Q: Do people get advance warning that you’ll be arriving on the scene
with a camera?

 
KL: I don’t just arrive somewhere with a camera, that’s not how it works. I spend a lot of time with people, and I always have the camera with me. By the end of the second or third day the camera ceases to be a thing in itself; it’s just a part of the environment. A very safe environment, in fact.
 
Q: How many people do you normally have in your crew?
 
KL: If everything’s in English then it’s usually just me and Mary Milton, the sound person. If it’s in another language, for example the films in Iran, then we work with our collaborator Ziba who speaks Farsi. We work very closely with her, she lets us know which bits to film, because we’d be lost otherwise. But a lot of Sisters In Law was just Mary and I, because it was in English. I’ve done my last four films with Mary, and she’s wonderful, we really get on well. We can anticipate each other’s movements, so if I move somewhere I know that she’s not going be in the shot.
 
Q: How did you get permission to film in the courts?
 
KL: That’s where Florence [Ayisi – codirector] was really brilliant. I’m really grateful to her, she really worked hard to get that permission.
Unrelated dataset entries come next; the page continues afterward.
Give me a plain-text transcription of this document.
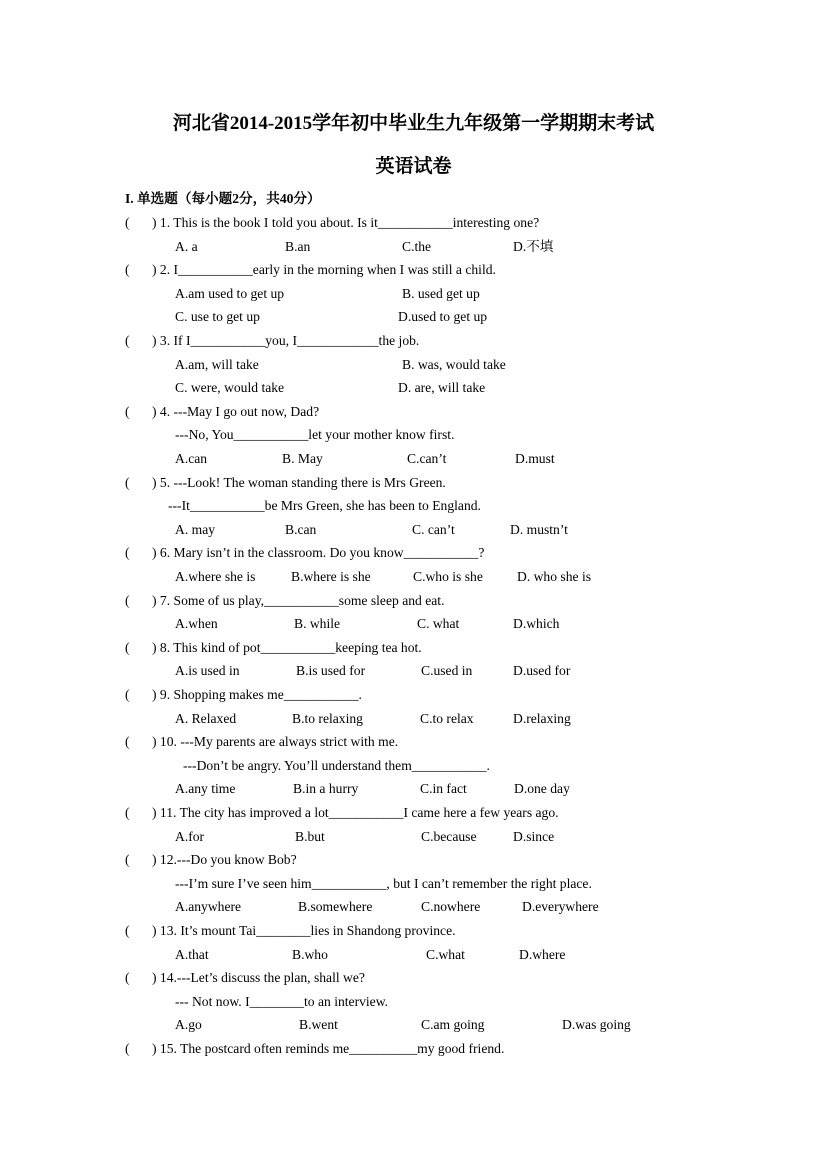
河北省2014-2015学年初中毕业生九年级第一学期期末考试
英语试卷
I. 单选题（每小题2分，共40分）
( ) 1. This is the book I told you about. Is it___________interesting one?
A. a	B.an	C.the	D.不填
( ) 2. I___________early in the morning when I was still a child.
A.am used to get up	B. used get up
C. use to get up	D.used to get up
( ) 3. If I___________you, I____________the job.
A.am, will take	B. was, would take
C. were, would take	D. are, will take
( ) 4. ---May I go out now, Dad?
---No, You___________let your mother know first.
A.can	B. May	C.can’t	D.must
( ) 5. ---Look! The woman standing there is Mrs Green.
---It___________be Mrs Green, she has been to England.
A. may	B.can	C. can’t	D. mustn’t
( ) 6. Mary isn’t in the classroom. Do you know___________?
A.where she is	B.where is she	C.who is she	D. who she is
( ) 7. Some of us play,___________some sleep and eat.
A.when	B. while	C. what	D.which
( ) 8. This kind of pot___________keeping tea hot.
A.is used in	B.is used for	C.used in	D.used for
( ) 9. Shopping makes me___________.
A. Relaxed	B.to relaxing	C.to relax	D.relaxing
( ) 10. ---My parents are always strict with me.
---Don’t be angry. You’ll understand them___________.
A.any time	B.in a hurry	C.in fact	D.one day
( ) 11. The city has improved a lot___________I came here a few years ago.
A.for	B.but	C.because	D.since
( ) 12.---Do you know Bob?
---I’m sure I’ve seen him___________, but I can’t remember the right place.
A.anywhere	B.somewhere	C.nowhere	D.everywhere
( ) 13. It’s mount Tai________lies in Shandong province.
A.that	B.who	C.what	D.where
( ) 14.---Let’s discuss the plan, shall we?
--- Not now. I________to an interview.
A.go	B.went	C.am going	D.was going
( ) 15. The postcard often reminds me__________my good friend.
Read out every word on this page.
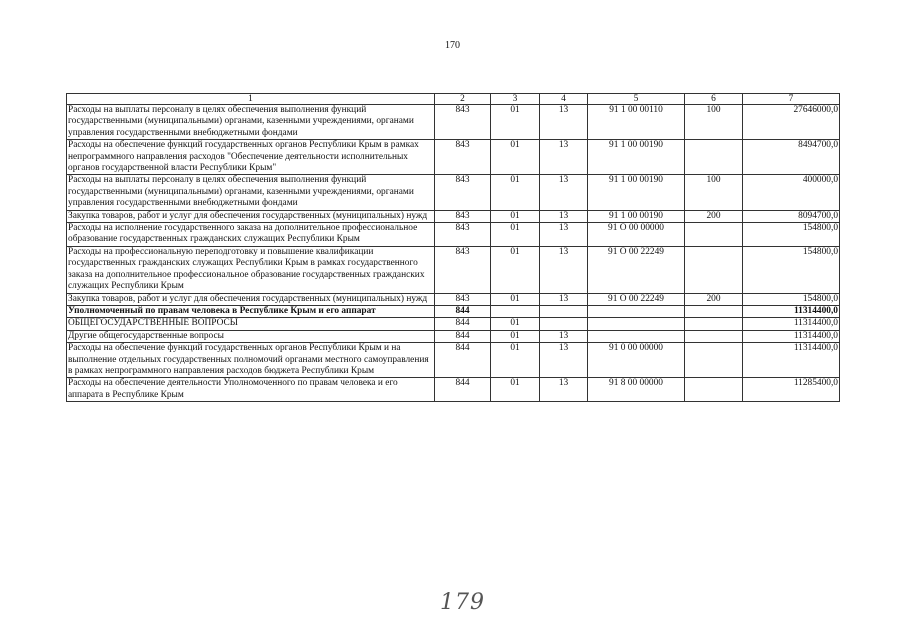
170
1	2	3	4	5	6	7
Расходы на выплаты персоналу в целях обеспечения выполнения функций государственными (муниципальными) органами, казенными учреждениями, органами управления государственными внебюджетными фондами	843	01	13	91 1 00 00110	100	27646000,0
Расходы на обеспечение функций государственных органов Республики Крым в рамках непрограммного направления расходов "Обеспечение деятельности исполнительных органов государственной власти Республики Крым"	843	01	13	91 1 00 00190		8494700,0
Расходы на выплаты персоналу в целях обеспечения выполнения функций государственными (муниципальными) органами, казенными учреждениями, органами управления государственными внебюджетными фондами	843	01	13	91 1 00 00190	100	400000,0
Закупка товаров, работ и услуг для обеспечения государственных (муниципальных) нужд	843	01	13	91 1 00 00190	200	8094700,0
Расходы на исполнение государственного заказа на дополнительное профессиональное образование государственных гражданских служащих Республики Крым	843	01	13	91 О 00 00000		154800,0
Расходы на профессиональную переподготовку и повышение квалификации государственных гражданских служащих Республики Крым в рамках государственного заказа на дополнительное профессиональное образование государственных гражданских служащих Республики Крым	843	01	13	91 О 00 22249		154800,0
Закупка товаров, работ и услуг для обеспечения государственных (муниципальных) нужд	843	01	13	91 О 00 22249	200	154800,0
Уполномоченный по правам человека в Республике Крым и его аппарат	844					11314400,0
ОБЩЕГОСУДАРСТВЕННЫЕ ВОПРОСЫ	844	01				11314400,0
Другие общегосударственные вопросы	844	01	13			11314400,0
Расходы на обеспечение функций государственных органов Республики Крым и на выполнение отдельных государственных полномочий органами местного самоуправления в рамках непрограммного направления расходов бюджета Республики Крым	844	01	13	91 0 00 00000		11314400,0
Расходы на обеспечение деятельности Уполномоченного по правам человека и его аппарата в Республике Крым	844	01	13	91 8 00 00000		11285400,0
179
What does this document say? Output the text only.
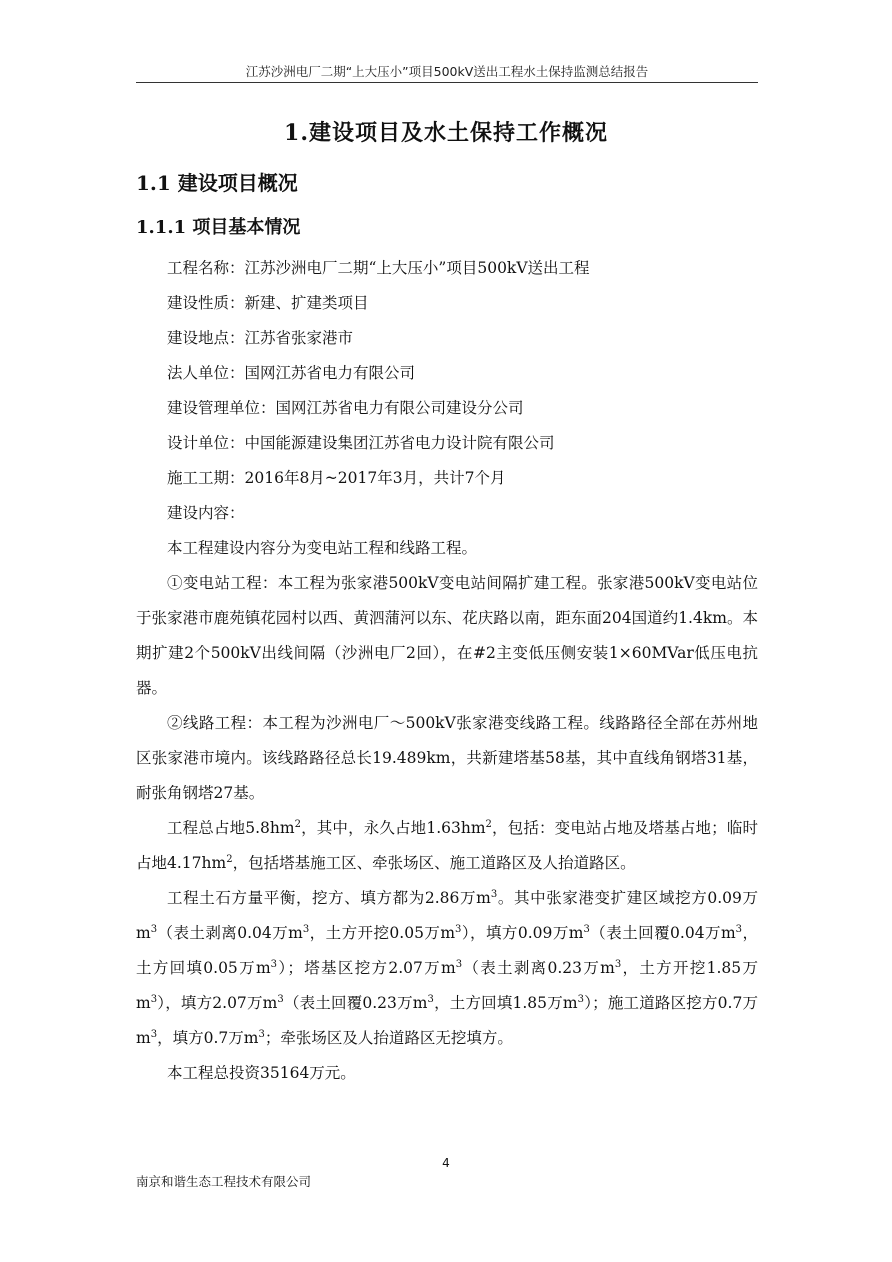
江苏沙洲电厂二期“上大压小”项目500kV送出工程水土保持监测总结报告
1.建设项目及水土保持工作概况
1.1 建设项目概况
1.1.1 项目基本情况

工程名称：江苏沙洲电厂二期“上大压小”项目500kV送出工程

建设性质：新建、扩建类项目

建设地点：江苏省张家港市

法人单位：国网江苏省电力有限公司

建设管理单位：国网江苏省电力有限公司建设分公司

设计单位：中国能源建设集团江苏省电力设计院有限公司

施工工期：2016年8月~2017年3月，共计7个月

建设内容：

本工程建设内容分为变电站工程和线路工程。

①变电站工程：本工程为张家港500kV变电站间隔扩建工程。张家港500kV变电站位于张家港市鹿苑镇花园村以西、黄泗蒲河以东、花庆路以南，距东面204国道约1.4km。本期扩建2个500kV出线间隔（沙洲电厂2回），在#2主变低压侧安装1×60MVar低压电抗器。

②线路工程：本工程为沙洲电厂～500kV张家港变线路工程。线路路径全部在苏州地区张家港市境内。该线路路径总长19.489km，共新建塔基58基，其中直线角钢塔31基，耐张角钢塔27基。

工程总占地$5.8hm^2$，其中，永久占地$1.63hm^2$，包括：变电站占地及塔基占地；临时占地$4.17hm^2$，包括塔基施工区、牵张场区、施工道路区及人抬道路区。

工程土石方量平衡，挖方、填方都为2.86万$m^3$。其中张家港变扩建区域挖方0.09万$m^3$（表土剥离0.04万$m^3$，土方开挖0.05万$m^3$），填方0.09万$m^3$（表土回覆0.04万$m^3$，土方回填0.05万$m^3$）；塔基区挖方2.07万$m^3$（表土剥离0.23万$m^3$，土方开挖1.85万$m^3$），填方2.07万$m^3$（表土回覆0.23万$m^3$，土方回填1.85万$m^3$）；施工道路区挖方0.7万$m^3$，填方0.7万$m^3$；牵张场区及人抬道路区无挖填方。

本工程总投资35164万元。

4
南京和谐生态工程技术有限公司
What also helped us is the fact that we were filming women lawyers and women judges. The government of Cameroon is quite proud of the fact that they have all these women lawyers and women judges.
 
Q: What about filming inside the prison?
 
KL: That was down to Vera, the judge in the film. She was going to visit an inmate whose trial we’d filmed, and she sort of swept us along with her. She’s been visiting that prison for ages, making sure that people have enough to eat, and that people who’re there who shouldn’t be there get let out… she’s amazing. People are very fond of her there, and in awe of her as well, I think. So I think there was no way that anyone there was going to tell her who she could or couldn’t bring in with her.
 
Q: Not for the first time, you also managed to get your camera into a traditional Islamic court. How do you do it?
 
KL: It took two years to get that permission, and at many points we thought we wouldn’t get it. Zeba, my Iranian friend who helped us film Divorce, Iranian Style, was the one who really kept at it. There’s a scene in Divorce, Iranian Style where a little girl is pretending to be the judge, and I remember Zeba looking very wistful and saying ‘wouldn’t it be lovely if we had women judges in Iran?’ So I’m really happy to have gone somewhere where they have women judges, and to have filmed that.
 
Q: Are you planning on doing more explorations of the Islamic world?
 
KL: Oh yes. I absolutely love Ziba, she’s one of my best friends, and I love Iran and I love filming there. We’ve made two films in Iran, and we want to go back and do another one. I think it’s quite a tricky time to go to Iran at the moment, so we’re leaving it for a while and then we’ll go back in a couple of years. Who are your main influences as a filmmaker? I like Nick Broomfield’s early films – Soldier Girls, Tattooed Tears…Observational kind of films, which I loved. Soldier Girls is set in an army camp, military training. They’re quite tough films, they’re lovely films, I really like them. And I think Life and Death of a Serial Killer, is wonderful, his more recent film about Aileen Wuornos. It’s a very powerful film – even though she was a serial killer, I think it’s very hard to see that film and still support the death penalty.
 
Q: Nick Broomfield is always a highly visible presence in his own films. Conversely, you never appear onscreen in your films. Why not?
 
KL: I’ve got no interest in being in the films. What I hope, really, is that people watching the films are not thinking about me at all. The way I film things, I try to have it as if the viewer is actually standing there, in the position of the camera. So they’re where I am, seeing things through me, but not at all aware of me. I try and make the camerawork very simple and very slow, so you’re not really thinking about camera movements. I want to make people feel they’re actually there, and watching things happening.